Matrices in the top right quadrant are solved faster and more accurately
by backslash. Matrices in the top left are solved faster by PCG (if it
converges at all), but are solved more accurately by backslash.
Not shown in figure 1 are 4 matrices for which x=A\b failed
(thus, figure 1 shows the results for 190 matrices).
| Matrix
| PCG time, resid
| PCG:200 time, resid
| backslash time, resid
| CHOLMOD+METIS time,resid
|
| GHS_psdef/ldoor
| 30.8 sec, 2e-3
| 287.2 sec, 2e-3
| failed
| failed
|
| ND/nd12k
| 7.8 sec, 9e+1
| 71.7 sec, 9e+1
| failed
| 145.4 sec, 2e-7
|
| GHS_psdef/inline_1
| 24.3 sec, 1e-3
| 223.8 sec, 1e-3
| failed
| failed
|
| Koutsovasilis/F1
| 20.0 sec, 1e-3
| 187.3 sec, 1e-3
| failed
| failed
|
Figure 2 from res.m is shown below. It is the same as figure
1, except that CHOLMOD (with AMD and METIS) replaces backslash.
The figure gives the results for 191 matrices.

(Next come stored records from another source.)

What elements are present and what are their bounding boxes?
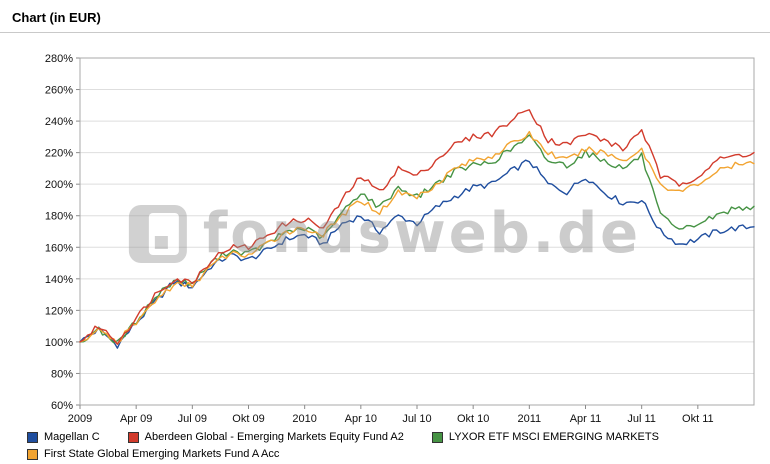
svg-text:180%: 180% [45,211,73,223]
legend-label: LYXOR ETF MSCI EMERGING MARKETS [448,431,659,443]
svg-text:Okt 10: Okt 10 [457,413,489,425]
legend-item-lyxor: LYXOR ETF MSCI EMERGING MARKETS [431,431,659,443]
legend-swatch-orange [27,448,38,460]
svg-text:2010: 2010 [292,413,316,425]
svg-text:Jul 09: Jul 09 [178,413,207,425]
svg-text:Apr 09: Apr 09 [120,413,152,425]
svg-text:280%: 280% [45,53,73,65]
svg-text:2011: 2011 [518,413,542,425]
legend-item-firststate: First State Global Emerging Markets Fund… [27,448,279,460]
svg-text:140%: 140% [45,274,73,286]
legend-item-aberdeen: Aberdeen Global - Emerging Markets Equit… [127,431,404,443]
svg-text:Apr 11: Apr 11 [570,413,602,425]
svg-text:120%: 120% [45,305,73,317]
svg-text:240%: 240% [45,116,73,128]
svg-text:Okt 11: Okt 11 [682,413,714,425]
svg-text:80%: 80% [51,368,73,380]
svg-text:200%: 200% [45,179,73,191]
svg-text:160%: 160% [45,242,73,254]
svg-text:Apr 10: Apr 10 [345,413,377,425]
chart-header: Chart (in EUR) [0,0,770,33]
legend-label: Magellan C [44,431,100,443]
chart-area: 60% 80% 100% 120% 140% 160% 180% 200% 220% 240% 26… [0,33,770,429]
legend-label: First State Global Emerging Markets Fund… [44,448,280,460]
legend-swatch-blue [27,431,38,443]
svg-text:260%: 260% [45,85,73,97]
svg-text:Jul 10: Jul 10 [402,413,431,425]
legend-row-2: First State Global Emerging Markets Fund… [27,448,770,460]
chart-canvas: 60% 80% 100% 120% 140% 160% 180% 200% 220% 240% 26… [45,53,755,425]
svg-text:60%: 60% [51,400,73,412]
svg-text:220%: 220% [45,148,73,160]
legend-swatch-red [127,431,139,443]
legend-item-magellan: Magellan C [27,431,100,443]
svg-text:Okt 09: Okt 09 [232,413,264,425]
svg-text:2009: 2009 [68,413,92,425]
legend-swatch-green [431,431,443,443]
svg-text:Jul 11: Jul 11 [627,413,656,425]
page-title: Chart (in EUR) [12,10,101,25]
svg-text:100%: 100% [45,337,73,349]
legend: Magellan C Aberdeen Global - Emerging Ma… [0,431,770,460]
legend-row-1: Magellan C Aberdeen Global - Emerging Ma… [27,431,770,443]
legend-label: Aberdeen Global - Emerging Markets Equit… [144,431,404,443]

Figure 3 from res.m, below, compares backslash with
CHOLMOD+(AMD and METIS) on 190 matrices (excluding the 4 in the table above,
and the 6 that were not tested at all). The x-axis is the flop count for the
Cholesky factorization A(p,p) where p=amd(A). This gives a measure of the
problem size. The y-axis is the log of the relative run time. Backslash can
use a simple diagonal solver, which is faster than CHOLMOD; thus, there is a
cluster of matrices in the bottom left of the figure. To the right of the
figure are matrices for which METIS provides a better ordering than AMD, which
improves the solution time. Note that MATLAB does not include METIS, but
CHOLMOD can use it if it's available.
Conclusion
Essentially all matrices in this test set are solved much more accurately by
backslash (or CHOLMOD+(AMD and METIS)). The two exceptions are matrices that
are so ill-conditioned (HB/plat1919
and Andrews/Andrews) that neither
method gives a decent residual. There are 49 matrices for which PCG (with
itmax=20) is at least twice as fast as backslash, but for most of these, PCG
with itmax=200 does not give a more accurate answer. The solution quality
stagnates (the cyan lines are almost all flat in the top left of Figure 1).

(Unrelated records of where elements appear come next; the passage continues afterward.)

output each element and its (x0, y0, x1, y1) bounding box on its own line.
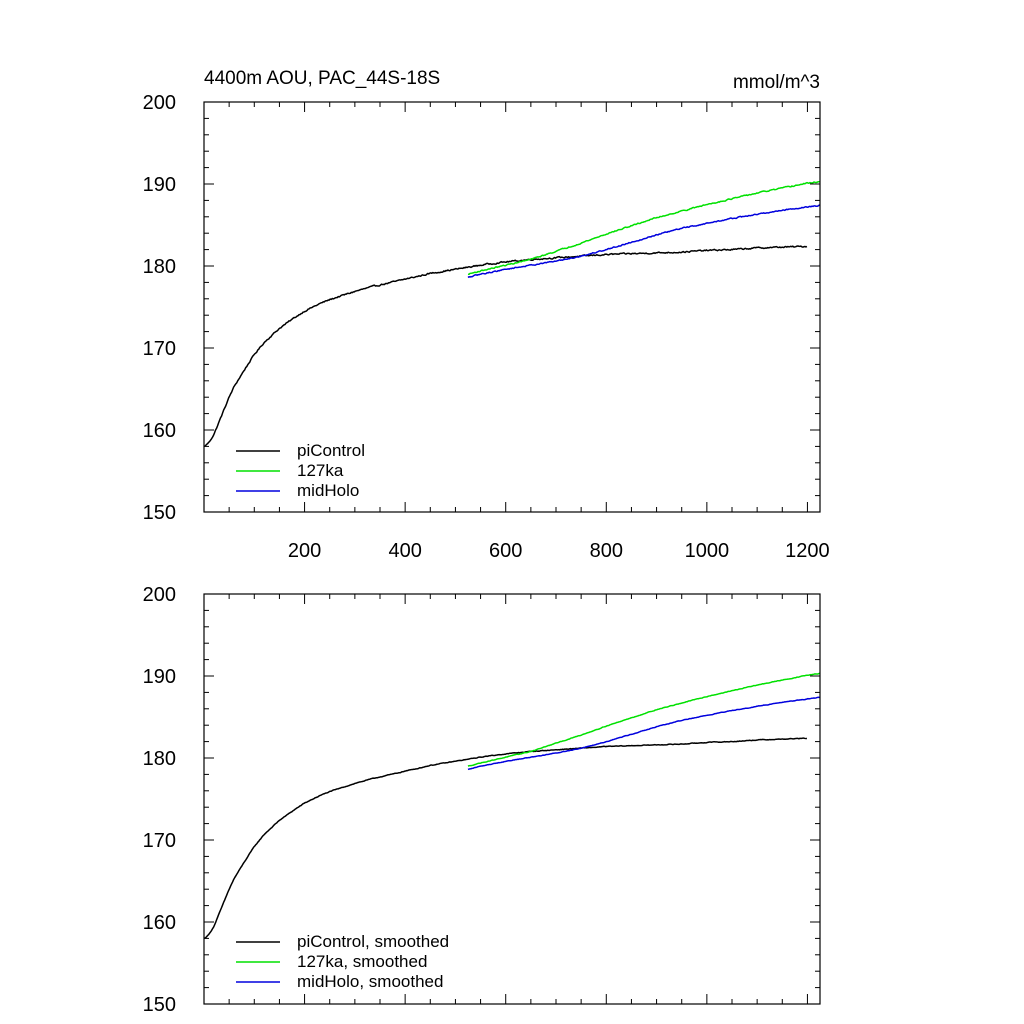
y-tick-label: 160 (143, 420, 176, 442)
y-tick-label: 200 (143, 92, 176, 114)
top-panel: 4400m AOU, PAC_44S-18S mmol/m^3 150 160 17… (143, 68, 830, 562)
units-label: mmol/m^3 (733, 72, 820, 93)
legend-label: piControl (297, 441, 365, 460)
y-tick-label: 180 (143, 256, 176, 278)
y-tick-label: 170 (143, 830, 176, 852)
y-tick-label: 190 (143, 666, 176, 688)
series-layer (204, 672, 821, 940)
chart-title: 4400m AOU, PAC_44S-18S (204, 68, 440, 89)
bottom-panel: 150 160 170 180 190 200 piControl, smoothed 1… (143, 584, 821, 1016)
series-line-127ka-smoothed (467, 672, 821, 767)
legend-label: midHolo, smoothed (297, 972, 443, 991)
x-tick-label: 800 (590, 540, 623, 562)
series-layer (204, 180, 821, 448)
plot-frame (203, 593, 821, 1005)
legend: piControl, smoothed 127ka, smoothed midH… (236, 932, 449, 991)
series-line-picontrol (204, 245, 808, 448)
y-tick-label: 150 (143, 502, 176, 524)
legend-label: 127ka (297, 461, 344, 480)
x-tick-label: 1200 (785, 540, 830, 562)
y-tick-label: 170 (143, 338, 176, 360)
legend-label: 127ka, smoothed (297, 952, 427, 971)
y-tick-label: 150 (143, 994, 176, 1016)
x-tick-label: 400 (388, 540, 421, 562)
legend-label: piControl, smoothed (297, 932, 449, 951)
series-line-127ka (467, 180, 821, 276)
x-tick-label: 600 (489, 540, 522, 562)
x-tick-label: 200 (288, 540, 321, 562)
ticks-layer: 150 160 170 180 190 200 (143, 584, 820, 1016)
y-tick-label: 180 (143, 748, 176, 770)
legend: piControl 127ka midHolo (236, 441, 365, 500)
series-line-picontrol-smoothed (204, 737, 807, 940)
y-tick-label: 190 (143, 174, 176, 196)
legend-label: midHolo (297, 481, 359, 500)
plot-frame (203, 101, 821, 513)
ticks-layer: 150 160 170 180 190 200 200 400 600 800 1000 1200 (143, 92, 830, 562)
x-tick-label: 1000 (685, 540, 730, 562)
y-tick-label: 200 (143, 584, 176, 606)
y-tick-label: 160 (143, 912, 176, 934)
series-line-midholo (467, 204, 821, 279)
series-line-midholo-smoothed (467, 696, 821, 771)
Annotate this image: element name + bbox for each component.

For 163 of the 194 matrices, PCG with itmax=20 returned flag=1, which means
that PCG did not converge to the requested tolerance of 1e-6. With itmax=200,
PCG did not converge for 123 matrices.
Backslash failed for a few matrices because it ran out of memory.
Of course, in that case, PCG is superior to backslash.
Note that nearly all the cyan lines that slope downwards in Figures 1 and 2
(meaning that PCG with 200 iterations gives a more accurate result than 20
iterations) are in the top right of the two figures. Only 3 similarly sloped
lines are in the top left. One can conclude from this the following general
rule of thumb: if PCG fails to converge after 20 iterations, then more
iterations won't help: either (a) the solution quality has stagnated and more
iterations will just waste time (you are in the top left of the figure), or (b)
more iterations may improve the quality but in this case you are better off
using a direct solver (you are in the top right quadrant of the figure).